Physical exercise is good for your health at any age, but it is especially important as you age. Regular physical activity may improve endurance, strength, balance, and flexibility. Being active may also help you live on your own for an extended period and help you maintain your overall healthy. Some ideas for exercises include but are not limited to:
- Walking at a comfortable to moderate pace. This exercise will burn extra calories without increasing your heart rate to an intense level.
- Swimming will help increase strength and burn calories with ease on the joints.
- Yoga is a holistic approach to fitness that will help build muscle, as well as improve balance, core stability, mobility, and flexibility.
Being active can be hard if your mobility is limited or you have serious health problems. However, you can find activities to meet your needs. If you do have mobility challenges or health concerns, consult your doctor or a physical therapist for exercise recommendations. Your healthcare provider can help you safely increase your physical activity.
Keep in contact with your doctors
Nobody knows you better than you, and that is why you need to let your doctors know when you feel any changes. Delaying medical care in your older years can turn a health concern into a crisis. Medical specialists will ensure you have all the information, medications, and treatment plans you need to live a happy, healthy life.
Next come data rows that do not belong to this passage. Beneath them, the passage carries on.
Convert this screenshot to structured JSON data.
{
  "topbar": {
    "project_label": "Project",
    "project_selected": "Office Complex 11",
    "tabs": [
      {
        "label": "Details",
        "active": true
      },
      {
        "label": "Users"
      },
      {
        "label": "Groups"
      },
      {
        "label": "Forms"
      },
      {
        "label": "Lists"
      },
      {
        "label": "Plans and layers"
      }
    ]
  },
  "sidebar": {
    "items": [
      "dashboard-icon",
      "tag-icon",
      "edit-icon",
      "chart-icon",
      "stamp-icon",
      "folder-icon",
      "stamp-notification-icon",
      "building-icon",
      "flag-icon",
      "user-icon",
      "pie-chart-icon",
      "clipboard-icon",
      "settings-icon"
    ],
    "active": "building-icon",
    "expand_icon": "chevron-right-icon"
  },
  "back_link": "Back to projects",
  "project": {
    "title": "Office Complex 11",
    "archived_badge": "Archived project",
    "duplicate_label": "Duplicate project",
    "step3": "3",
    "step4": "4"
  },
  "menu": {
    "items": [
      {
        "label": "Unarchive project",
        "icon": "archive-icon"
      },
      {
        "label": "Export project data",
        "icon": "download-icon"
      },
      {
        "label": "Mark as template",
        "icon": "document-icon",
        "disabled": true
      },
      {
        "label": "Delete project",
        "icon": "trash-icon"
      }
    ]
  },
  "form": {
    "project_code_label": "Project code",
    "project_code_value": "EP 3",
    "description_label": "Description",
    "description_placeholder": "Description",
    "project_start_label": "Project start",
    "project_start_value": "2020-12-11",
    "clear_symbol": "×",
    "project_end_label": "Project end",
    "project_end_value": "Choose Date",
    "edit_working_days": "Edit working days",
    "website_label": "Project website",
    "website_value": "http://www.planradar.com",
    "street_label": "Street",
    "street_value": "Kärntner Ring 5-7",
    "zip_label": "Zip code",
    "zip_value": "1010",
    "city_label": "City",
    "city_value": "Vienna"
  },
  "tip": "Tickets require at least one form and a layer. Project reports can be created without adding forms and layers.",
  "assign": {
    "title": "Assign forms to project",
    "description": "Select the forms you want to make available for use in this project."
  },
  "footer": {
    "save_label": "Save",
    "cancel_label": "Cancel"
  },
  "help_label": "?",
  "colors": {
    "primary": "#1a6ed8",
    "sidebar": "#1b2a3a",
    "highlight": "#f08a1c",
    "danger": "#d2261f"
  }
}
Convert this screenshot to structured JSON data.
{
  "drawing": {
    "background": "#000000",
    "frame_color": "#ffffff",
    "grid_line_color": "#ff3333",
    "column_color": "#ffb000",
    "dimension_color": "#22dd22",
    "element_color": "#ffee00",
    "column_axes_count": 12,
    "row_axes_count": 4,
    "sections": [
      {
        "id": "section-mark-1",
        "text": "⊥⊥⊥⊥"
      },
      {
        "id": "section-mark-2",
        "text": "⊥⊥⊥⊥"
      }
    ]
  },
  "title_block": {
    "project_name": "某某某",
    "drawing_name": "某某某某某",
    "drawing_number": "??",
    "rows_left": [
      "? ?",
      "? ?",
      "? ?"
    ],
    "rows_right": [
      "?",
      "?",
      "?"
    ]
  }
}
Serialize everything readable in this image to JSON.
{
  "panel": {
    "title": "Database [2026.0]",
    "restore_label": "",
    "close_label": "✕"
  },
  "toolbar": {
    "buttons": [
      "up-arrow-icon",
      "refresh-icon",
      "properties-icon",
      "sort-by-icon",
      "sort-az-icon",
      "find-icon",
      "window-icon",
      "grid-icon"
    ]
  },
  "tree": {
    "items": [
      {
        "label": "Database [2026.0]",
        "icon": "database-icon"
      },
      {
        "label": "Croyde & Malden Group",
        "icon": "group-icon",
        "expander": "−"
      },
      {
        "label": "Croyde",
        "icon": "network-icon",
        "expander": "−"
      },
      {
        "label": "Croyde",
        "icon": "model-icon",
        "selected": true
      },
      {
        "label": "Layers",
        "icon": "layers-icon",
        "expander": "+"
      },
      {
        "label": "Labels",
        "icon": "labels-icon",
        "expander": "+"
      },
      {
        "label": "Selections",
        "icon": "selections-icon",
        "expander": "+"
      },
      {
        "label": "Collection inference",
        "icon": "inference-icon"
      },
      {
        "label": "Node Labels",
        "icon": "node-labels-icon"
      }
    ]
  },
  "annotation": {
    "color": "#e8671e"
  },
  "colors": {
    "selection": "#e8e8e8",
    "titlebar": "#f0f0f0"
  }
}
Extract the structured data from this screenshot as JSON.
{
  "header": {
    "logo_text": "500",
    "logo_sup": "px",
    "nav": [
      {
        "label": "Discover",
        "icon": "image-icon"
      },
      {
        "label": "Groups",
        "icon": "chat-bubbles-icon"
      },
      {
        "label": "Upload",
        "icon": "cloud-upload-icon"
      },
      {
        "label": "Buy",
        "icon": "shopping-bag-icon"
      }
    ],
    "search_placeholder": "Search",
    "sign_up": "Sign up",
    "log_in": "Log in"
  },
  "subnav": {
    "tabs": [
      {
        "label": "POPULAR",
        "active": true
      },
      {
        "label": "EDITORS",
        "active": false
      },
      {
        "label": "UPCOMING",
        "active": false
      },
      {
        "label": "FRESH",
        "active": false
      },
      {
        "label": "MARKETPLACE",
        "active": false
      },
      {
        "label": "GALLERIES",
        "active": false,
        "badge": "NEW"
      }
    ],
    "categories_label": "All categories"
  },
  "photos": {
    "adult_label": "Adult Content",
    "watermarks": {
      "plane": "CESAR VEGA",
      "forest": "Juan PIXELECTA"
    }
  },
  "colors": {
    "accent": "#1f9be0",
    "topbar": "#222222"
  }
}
Regular check-ups with your doctor, dentist, and optometrist are more critical than ever for adults living in their golden years.
Success with self-care
Self-care may help you improve your energy levels, and the "get up and go" needed for daily life. For various reasons, older adults may lose this "get up and go" mentality. Stress, health problems, loss of loved ones, or feeling lonely can take a harder toll on seniors. It’s important to make self-care a part of your routine, not just something you do during rough times. A consistent self-care practice can help you be more resilient and improve your golden years. A good self-care practice may include:
- Getting the sleep that your body needs
- Engaging with a faith practice
- Maintaining good relationships with friends and family
- Volunteering in your community
- Joining social groups
- Implementing positive coping mechanisms when you feel stressed
Taking care of your physical, mental, and emotional health is important at every stage of life. With a few simple steps, you can reap the rewards of a long life and enjoy every day. Now is the time to savor good health and happiness throughout your golden years!